Jacqueline, la dernière muse de Picasso, resplendit au Doyenné de Brioude
"Elle a le don de devenir peinture à un degré inimaginable", disait le peintre de la jeune galeriste de 45 ans sa cadette qu'il a épousée en 1961.
Muse, compagne, modèle: Jacqueline Roque, la dernière épouse de Picasso, qui a marqué les 20 dernières années de sa vie, est mise en lumière au Doyenné de Brioude (Haute-Loire) qui lui dédie une exposition. Le peintre disait qu'"Elle a le don de devenir peinture à un degré inimaginable", parlant de cette galeriste de 45 ans sa cadette qu'il devait épouser en 1961.
"Subjugué par sa beauté"
Picasso, l'oeuvre ultime: hommage à Jacqueline regroupe une cinquantaine de toiles, sculptures, gravures et céramiques prêtées par des particuliers ou le musée Picasso de Paris, visibles jusqu'au 16 octobre à Brioude, dans cette ancienne demeure médiévale classée monument historique.
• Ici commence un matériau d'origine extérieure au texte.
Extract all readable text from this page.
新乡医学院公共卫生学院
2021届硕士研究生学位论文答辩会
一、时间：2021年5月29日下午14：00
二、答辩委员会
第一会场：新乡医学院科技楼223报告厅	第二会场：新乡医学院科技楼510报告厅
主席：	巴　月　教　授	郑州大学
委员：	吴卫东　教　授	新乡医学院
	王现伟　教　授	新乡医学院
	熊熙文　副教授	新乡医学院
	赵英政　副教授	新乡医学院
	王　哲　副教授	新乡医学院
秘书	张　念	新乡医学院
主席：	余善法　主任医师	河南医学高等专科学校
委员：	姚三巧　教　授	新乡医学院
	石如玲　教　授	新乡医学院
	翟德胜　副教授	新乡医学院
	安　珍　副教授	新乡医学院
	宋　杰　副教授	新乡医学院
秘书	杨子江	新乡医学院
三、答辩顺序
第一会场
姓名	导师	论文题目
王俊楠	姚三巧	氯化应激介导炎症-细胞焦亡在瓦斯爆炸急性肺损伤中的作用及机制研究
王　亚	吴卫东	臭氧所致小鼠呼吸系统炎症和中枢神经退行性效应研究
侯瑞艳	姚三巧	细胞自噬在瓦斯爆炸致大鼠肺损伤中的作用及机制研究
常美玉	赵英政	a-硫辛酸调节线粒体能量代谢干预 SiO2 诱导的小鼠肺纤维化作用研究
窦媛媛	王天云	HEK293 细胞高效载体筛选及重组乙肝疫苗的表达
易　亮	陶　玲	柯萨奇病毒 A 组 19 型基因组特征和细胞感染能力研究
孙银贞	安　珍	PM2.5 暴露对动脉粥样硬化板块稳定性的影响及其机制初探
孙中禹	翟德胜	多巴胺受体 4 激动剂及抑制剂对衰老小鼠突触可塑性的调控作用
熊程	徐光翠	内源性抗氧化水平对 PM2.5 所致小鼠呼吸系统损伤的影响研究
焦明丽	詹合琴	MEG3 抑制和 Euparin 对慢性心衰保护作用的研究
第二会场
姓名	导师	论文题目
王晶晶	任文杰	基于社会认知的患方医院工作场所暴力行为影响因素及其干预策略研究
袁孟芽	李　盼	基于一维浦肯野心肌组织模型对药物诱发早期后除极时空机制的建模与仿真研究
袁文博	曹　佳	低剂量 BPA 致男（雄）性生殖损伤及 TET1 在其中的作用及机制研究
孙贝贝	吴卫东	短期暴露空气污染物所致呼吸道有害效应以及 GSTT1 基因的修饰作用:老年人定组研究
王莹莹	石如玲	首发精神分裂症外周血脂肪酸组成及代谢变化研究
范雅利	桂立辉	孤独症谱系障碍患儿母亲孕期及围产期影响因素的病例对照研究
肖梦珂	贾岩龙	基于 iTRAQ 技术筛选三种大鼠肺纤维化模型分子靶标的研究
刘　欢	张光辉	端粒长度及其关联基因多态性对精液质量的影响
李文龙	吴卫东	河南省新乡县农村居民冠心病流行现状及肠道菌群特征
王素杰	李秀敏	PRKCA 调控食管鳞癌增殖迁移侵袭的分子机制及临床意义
Le couple se rencontre à l'été 1952 alors que cette jeune femme aux immenses yeux noirs s'occupe de la galerie Madoura à Cannes. Il a 71 ans, elle 26. L'artiste "est subjugué par sa beauté, son port de tête et son regard", écrit Jean-Louis Prat, le commissaire de l'exposition, dans l'album de présentation. "L'âge venant, sa relative instabilité sentimentale qui a alimenté les gazettes et nourri le mythe du minotaure avide de chair fraîche qui lui collait à la peau, est remise en cause par sa rencontre avec Jacqueline", souligne la conservatrice Brigitte Léal dans ce livre.
L'exposition a le mérite de mettre en valeur le rôle essentiel de la dernière compagne de cet artiste collectionneur de femmes, dont le comportement fait parfois polémique à l'ère #metoo.
"L'oeuvre ultime n'est pas une oeuvre tardive, il y a quelque chose qui fait que Picasso retrouve une vitalité, due à la présence de sa muse", explique à l'AFP Jean-Louis Prat, qui a lui-même connu Jacqueline. A partir de 1953, avant leur mariage, Picasso la peint sans relâche, de manière frénétique. On la retrouve 160 fois dans ses oeuvres, la seule année 1963.
Le couple reste ensemble jusqu'à la mort du peintre en 1973. Jacqueline, elle, se suicide en 1986 après avoir sombré dans la dépression. "C'était une femme qui avait une personnalité, une intelligence, une vivacité. Elle avait en elle quelque chose de particulier, qui a été mis en évidence dans toutes les oeuvres que l'on voit d'elle", se souvient le commissaire de l'exposition, décrivant une femme "forte et frêle à la fois".
"Une muse active"
Parmi les tableaux présentés, de nombreux portraits: en costume turc, en djellaba, en tenue d'Arlésienne, avec un chien ou un chat, coiffée de différents chapeaux, assise, les jambes repliées ou allongée. "L'oeuvre ultime est un témoignage de ce risque permanent que prend l'artiste porté jusqu'au bout par le désir de faire face et de dire sa vérité au quotidien", dit Jean-Louis Prat.
En 1955, Pablo Picasso se lance dans des variations d'un tableau célèbre d'Eugène Delacroix, Les femmes d'Alger, fasciné par la ressemblance d'un des sujets avec Jacqueline. Dans ses variations du Déjeuner sur l'herbe et de l'Olympia de Manet, une femme jouant avec un oiseau ou un chat prend souvent les traits de sa muse.
"Cette compagne de tous les instants lui inspire aussi des sujets auxquels il n'aurait pas pensé des années plus tôt", explique Jean-Louis Prat. Comme ces nouveaux personnages de mousquetaires qui surgissent à partir de 1967, mi-espagnols, mi-hollandais ou Le Matador peint en 1970. "On voit que c'est une muse active, par exemple à travers toutes les photos qu'elle a réalisées. Elle participe à la vie au quotidien. Elle est présente dans l'atelier, dans la maison, en permanence", ajoute-t-il.
L'exposition est jalonnée d'agrandissements de photographies prises par Jacqueline elle-même. Pour Brigitte Léal, "les tableaux empilés dans l'atelier et qu'elle s'amuse à photographier avec un incontestable talent apportent la preuve de sa secrète domination".